Bennington took the broom from her and swept until the cessation of the

flood made it no longer necessary. Mrs. Arthur commenced to mop the

floor. The young man stepped outside. There he was joined a moment

later by the other two.

They offered no explanation of their whereabouts during the trouble,

but Bennington surmised shrewdly that they had hunted a dry place.

"Glory!" cried Old Mizzou. "Lucky she misses us!"

"What was it? Where'd it come from?" inquired Bennington, shaking the

surface drops from his shoulders. He was wet through.
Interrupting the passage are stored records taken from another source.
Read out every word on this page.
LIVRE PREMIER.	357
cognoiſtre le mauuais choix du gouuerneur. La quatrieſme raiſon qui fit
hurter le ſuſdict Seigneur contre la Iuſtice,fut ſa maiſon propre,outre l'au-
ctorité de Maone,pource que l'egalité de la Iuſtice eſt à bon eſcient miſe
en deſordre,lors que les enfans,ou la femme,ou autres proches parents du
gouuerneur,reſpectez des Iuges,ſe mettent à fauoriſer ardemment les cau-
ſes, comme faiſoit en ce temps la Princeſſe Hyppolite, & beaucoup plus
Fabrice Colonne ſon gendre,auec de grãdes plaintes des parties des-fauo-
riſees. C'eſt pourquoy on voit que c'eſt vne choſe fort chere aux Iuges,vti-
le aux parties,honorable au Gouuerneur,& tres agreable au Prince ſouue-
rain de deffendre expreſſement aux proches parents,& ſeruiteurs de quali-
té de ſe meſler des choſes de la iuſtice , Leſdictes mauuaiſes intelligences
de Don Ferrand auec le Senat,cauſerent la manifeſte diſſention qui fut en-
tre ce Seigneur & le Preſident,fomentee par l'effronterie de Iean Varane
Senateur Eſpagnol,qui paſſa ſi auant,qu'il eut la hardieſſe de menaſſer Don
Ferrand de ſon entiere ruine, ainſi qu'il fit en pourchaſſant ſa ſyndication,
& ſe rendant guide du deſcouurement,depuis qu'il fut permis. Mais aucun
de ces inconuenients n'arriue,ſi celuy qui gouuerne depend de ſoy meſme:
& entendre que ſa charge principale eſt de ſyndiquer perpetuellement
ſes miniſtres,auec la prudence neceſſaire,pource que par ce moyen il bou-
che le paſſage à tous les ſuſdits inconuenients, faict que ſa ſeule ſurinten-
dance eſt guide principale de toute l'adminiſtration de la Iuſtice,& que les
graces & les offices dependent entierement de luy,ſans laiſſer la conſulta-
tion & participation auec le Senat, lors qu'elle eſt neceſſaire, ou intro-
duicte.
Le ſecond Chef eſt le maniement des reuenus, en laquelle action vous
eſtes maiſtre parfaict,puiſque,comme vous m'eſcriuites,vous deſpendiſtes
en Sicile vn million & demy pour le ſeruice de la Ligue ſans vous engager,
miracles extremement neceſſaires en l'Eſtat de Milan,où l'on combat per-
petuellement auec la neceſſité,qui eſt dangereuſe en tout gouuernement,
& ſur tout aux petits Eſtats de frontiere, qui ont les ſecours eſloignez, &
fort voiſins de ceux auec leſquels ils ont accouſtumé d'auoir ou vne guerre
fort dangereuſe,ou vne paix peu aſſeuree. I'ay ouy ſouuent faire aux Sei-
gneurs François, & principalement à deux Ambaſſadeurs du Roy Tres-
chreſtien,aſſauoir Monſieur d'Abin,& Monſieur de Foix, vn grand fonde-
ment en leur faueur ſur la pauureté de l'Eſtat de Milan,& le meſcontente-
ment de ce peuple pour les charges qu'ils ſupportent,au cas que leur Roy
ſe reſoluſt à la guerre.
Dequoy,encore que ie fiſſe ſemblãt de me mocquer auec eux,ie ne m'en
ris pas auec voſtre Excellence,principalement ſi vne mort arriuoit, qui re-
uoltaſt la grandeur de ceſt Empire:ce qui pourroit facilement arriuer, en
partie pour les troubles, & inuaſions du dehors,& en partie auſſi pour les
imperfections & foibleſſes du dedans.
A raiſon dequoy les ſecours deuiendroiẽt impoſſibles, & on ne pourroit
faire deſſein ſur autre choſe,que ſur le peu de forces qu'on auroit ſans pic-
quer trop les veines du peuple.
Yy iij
"Cloud-burst," replied the miner. "She hit up th' ridge a ways. If

she'd ever burst yere, sonny, ye'd never know what drownded ye. Look at

that gulch!"

The water had now drained from the hill entirely. It could be seen that

most of the surface earth had been washed away, leaving the skeleton of

the mountain bare. Some of the more slightly rooted trees had fallen,

or clung precariously to the earth with bony fingers. But the gulch

itself was terrible. The mountain laurel, the elders, the sarvis

bushes, the wild roses which, a few days before, had been fragrant and

beautiful with blossom and leaf and musical with birds, had

disappeared. In their stead rolled an angry brown flood whirling in

almost unbroken surface from bank to bank. Several oaks, submerged to

their branches, raised their arms helplessly. As Bennington looked,

one of these bent slowly and sank from sight. A moment later it shot

with great suddenness half its length into the air, was seized by the

eager waters, and whisked away as lightly as though it had been a tree

of straw. Dark objects began to come down with the stream. They seemed

to be trying to preserve a semblance of dignity in their stately

bobbing up and down, but apparently found the attempt difficult. The

roar was almost deafening, but even above it a strangely deliberate

grinding noise was audible. Old Mizzou said it was the grating of

boulders as they were rolled along the bed of the stream. The yellow

glow had disappeared from the air, and the gloom of rain had taken its

place.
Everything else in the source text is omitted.